Let Us Do the Cooking started a home based business for Meredith Viguers, but in the past eight years it grew into in a large restaurant.
Starting her niche catering in 2006, Viguers cooked meals people could take to work or home for dinner. The service soon expanded to a full-time catering gig as Viguers began to offer her cuisines at events, weddings and other gatherings.
Viguers opened a cafe in September 2009 and expanded its operation to larger restaurant space in July 2012.
Since opening, Let Us Do the Cooking has won several local awards and honors to include five of the six awards offered at Flavors of Central Texas in 2013. Among them was the first Top Chef win.
Killeen Daily Herald Business Editor Mason W. Canales recently spoke to Viguers about expanding her business and her success as a restaurateur.
Why did you decide to start Let Us Do The Cooking?
I decided to start the company because I had been home with my kids while my husband was deployed.
I was pregnant with our third son and knew that I would need to go back to work when Jonathan came home.
I couldn’t quite gear myself up for managing a bank again (my previous job), and I really wanted to be able to stay with my boys.
So I had the idea to begin cooking meals for people out of my home by converting my garage into a commercial kitchen, it was a win/win.
Were you expecting the business to expand? How did you know when it was time to expand operations?
While I expected my company to expand, the method in which it has done so was never in the original plan.
I expected to pick up some catering, mostly office luncheons and small events. I had no idea that we’d become the largest catering company in Central Texas or that there would be a restaurant involved.
The decision on when to expand was dictated by the business. When we decided to open the cafe, it was because our customers from catering events really wanted their favorite dishes more often than at an event. When we decided to expand the cafe, it was because we literally were grocery shopping four times a day, because of a lack of space.
It was taking too much of a toll to keep up with the demand without having the space and capacity to have everything for a day on sight at one time, so we knew it was time for something bigger, but wanted to make sure we weren’t going have to move again a year or two later so we decided to expand large.
Were there any resources that helped you make the decision to expand?
I lean on a very select group of people for advice when it comes to my company, but ultimately it’s my decision based on what I feel is the best direction for the business and our ability to continue to grow and expand.
As a restaurateur, what are some concerns other business owners should consider when expanding to a new location and their operations?
Expansion is a huge risk.
Anytime you make changes to a company whether it be location, structure, hours, etc. ... you run the risk that it will not work out the way you anticipate.
I think if you go into expansion determined not to let anything keep you from accomplishing the goal ahead, willing to put in even more effort than you did before and know it’s going to cost twice as much as you think and take a lot longer than you want to make it happen, then you’ll be able to make it work.
To what do you attribute the success of Let Us Do The Cooking?
Our success has been in large part because of a commitment to be part of the community.

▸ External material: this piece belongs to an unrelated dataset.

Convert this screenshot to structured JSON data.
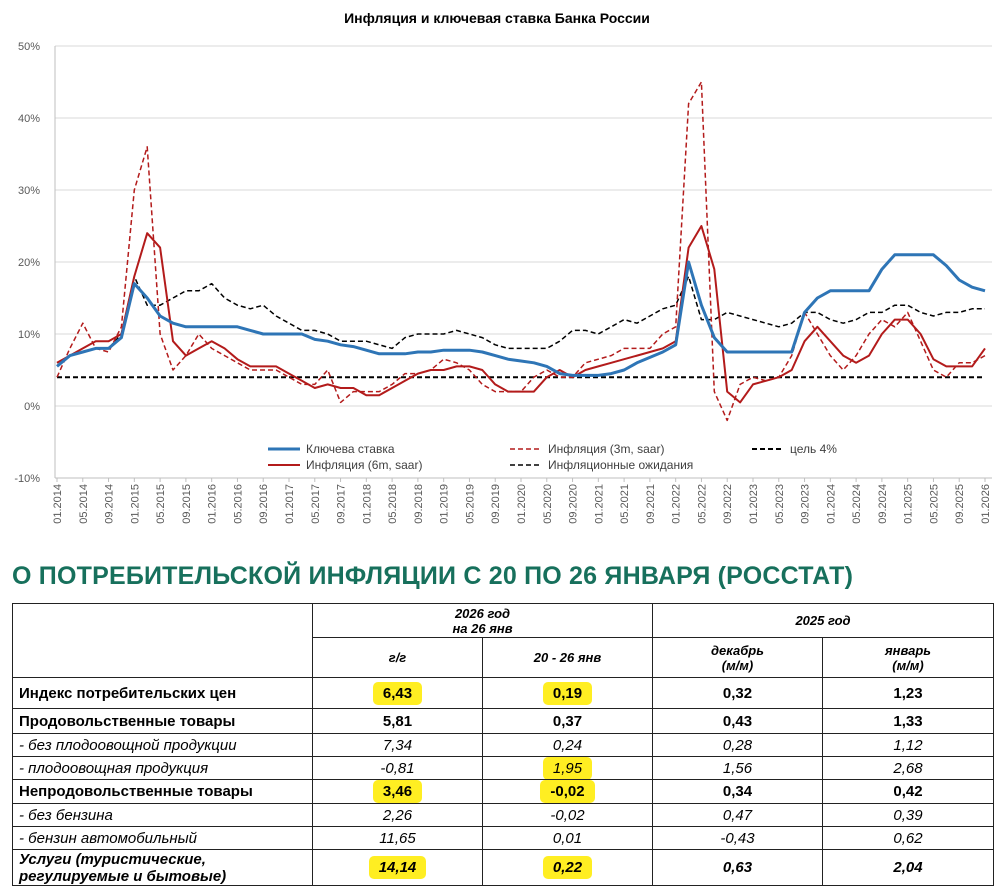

We get to be a part of people’s lives in a very unique way. We are with them on the most important days of their life, from their wedding day, the day they come from the hospital with a newborn, graduation, during deployments and even in a celebration of life when someone close to them has passed away.

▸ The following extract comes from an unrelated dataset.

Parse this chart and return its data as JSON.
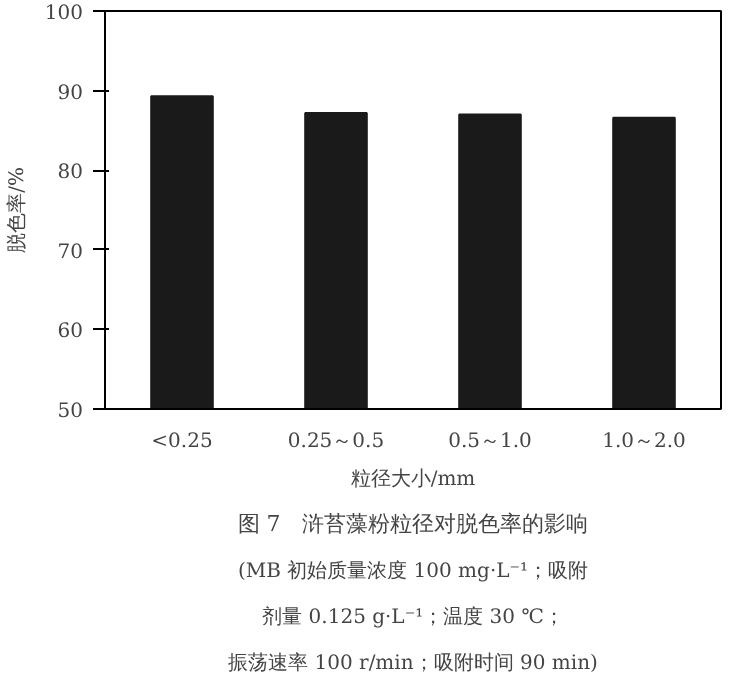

Because of that, not only do they participate in our story, but we participate in theirs.
Many local groups and organizations have also been part of our growth.
You can go to any chamber function, school banquet, baseball game, community program, etc. ... and find people who will tell you about how they are part of our story.

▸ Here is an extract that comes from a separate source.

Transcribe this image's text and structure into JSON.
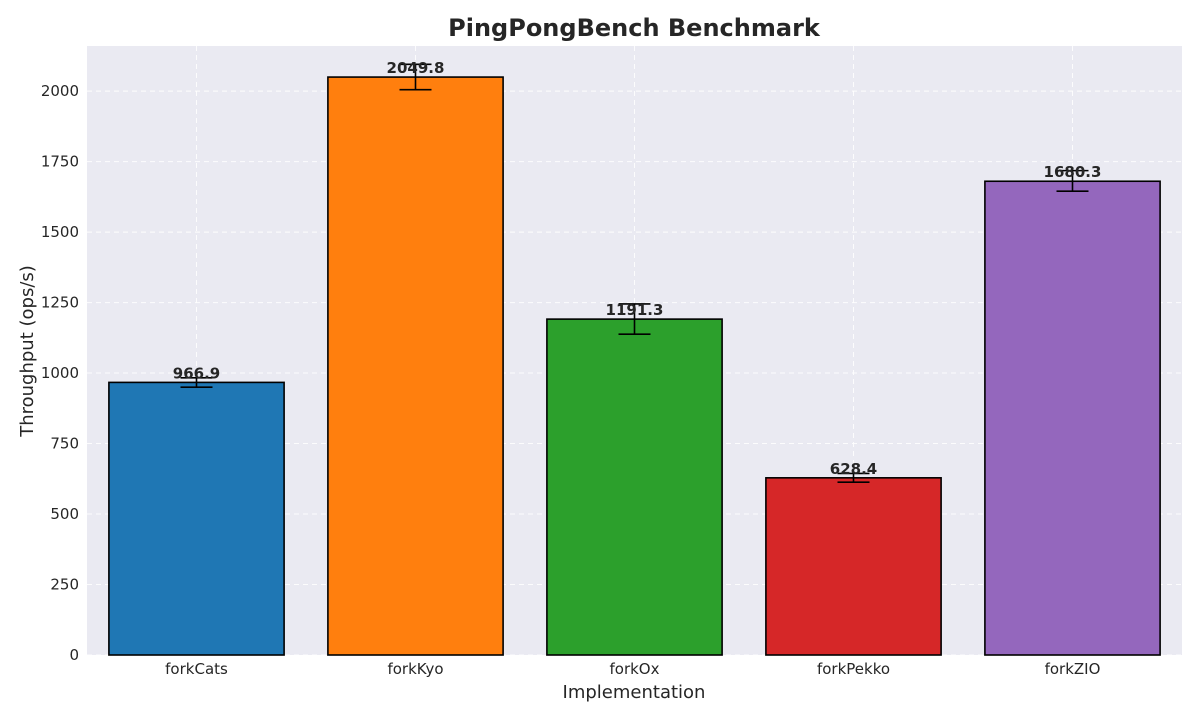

They used to buy dinner from me in my garage, or they remember being at our first ribbon-cutting, or they used to get food from us in the concession stand at the baseball field in our first year of business. ... Inevitably they have a sense of pride that they’ve been able to be part of our growth.
We know that their support over the years is the only reason that we’ve been able to have success, and we look forward to continuing this story that we’ve begun writing together.